Charles était un homme fatigué, ses cauchemars le réveillant dix fois par nuit sans qu'il se souvienne où il se trouvait et avec la conviction que sa fille s'était à nouveau évaporée. Alors il se levait brusquement et s'enfuyait de ce manoir qu'il ne reconnaissait pas. Un vampire ou un elfe l'interceptait selon le domaine où il était repéré. Car le « Clair de Lune », ainsi nommé par le grand-père de Gisèle, était désormais cerné par la renaissante Ba' ih An'da. Au-delà de la forêt s'étendait le monde des hommes dans lequel les autres survivants de l'Effondrement s'efforçaient d'obtenir droits et terres. Il fallait chaque fois lui réexpliquer tout ceci et lui rappeler qu'Erika dormait dans une chambre juste à côté de la sienne.
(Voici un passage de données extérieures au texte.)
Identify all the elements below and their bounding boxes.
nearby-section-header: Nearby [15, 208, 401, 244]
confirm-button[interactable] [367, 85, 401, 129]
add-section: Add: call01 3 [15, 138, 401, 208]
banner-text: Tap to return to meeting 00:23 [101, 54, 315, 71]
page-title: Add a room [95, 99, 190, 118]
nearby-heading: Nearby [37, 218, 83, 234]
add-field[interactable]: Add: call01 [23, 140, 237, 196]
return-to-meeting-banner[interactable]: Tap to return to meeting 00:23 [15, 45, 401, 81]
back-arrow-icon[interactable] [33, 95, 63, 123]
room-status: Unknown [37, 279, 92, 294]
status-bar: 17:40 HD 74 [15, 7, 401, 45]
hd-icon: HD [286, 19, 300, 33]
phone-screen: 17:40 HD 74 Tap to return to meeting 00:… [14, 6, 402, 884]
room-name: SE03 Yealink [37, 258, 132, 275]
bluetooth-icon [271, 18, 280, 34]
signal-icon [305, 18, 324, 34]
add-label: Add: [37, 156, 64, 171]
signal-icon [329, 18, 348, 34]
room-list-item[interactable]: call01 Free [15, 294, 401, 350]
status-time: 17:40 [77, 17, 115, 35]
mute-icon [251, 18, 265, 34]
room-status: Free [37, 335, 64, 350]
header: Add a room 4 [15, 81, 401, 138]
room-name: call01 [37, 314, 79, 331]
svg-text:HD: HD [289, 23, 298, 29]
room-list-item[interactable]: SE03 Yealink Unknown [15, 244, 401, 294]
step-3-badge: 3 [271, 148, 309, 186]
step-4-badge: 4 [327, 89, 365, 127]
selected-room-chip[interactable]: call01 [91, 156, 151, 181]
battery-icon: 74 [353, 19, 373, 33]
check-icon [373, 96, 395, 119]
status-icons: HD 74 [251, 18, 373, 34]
De retour au manoir, on l'asseyait devant une infusion et l'on s'en allait chercher la démone. L'accompagnaient un Mathieu ensommeillé, les vêtements froissés et les cheveux en bataille, ainsi qu'un Sissi habillé de neige et de glace, d'écorce et de feuilles. Sans un mot, le couple rejoignait Charles sur le luxueux canapé d'un chaleureux salon et le kappa se pelotonnait entre eux. Comme tous trois faisaient mine de se rendormir (ou se rendormaient vraiment), l'adulte regardait le contenu fumant de sa tasse avec l'impression d'être un vieillard sénile, un poids pour sa pauvre fille qui avait déjà tant souffert. Mais comme cette nuit-là, yeux clos, une main dans les cheveux de Sissi et la tête contre l'épaule de son père, Erika chantonnait une berceuse en faerik, Charles osa balbutier après qu'elle ait terminé ;

-Tu… Tu n'as pourtant… jamais trop aimé les langues, si… si ma mémoire est bonne…

-L'yln fait exception, répondit-elle sans ouvrir les yeux. Il est facile à apprendre et tellement mélodieux qu'une simple liste de courses sonne merveilleusement.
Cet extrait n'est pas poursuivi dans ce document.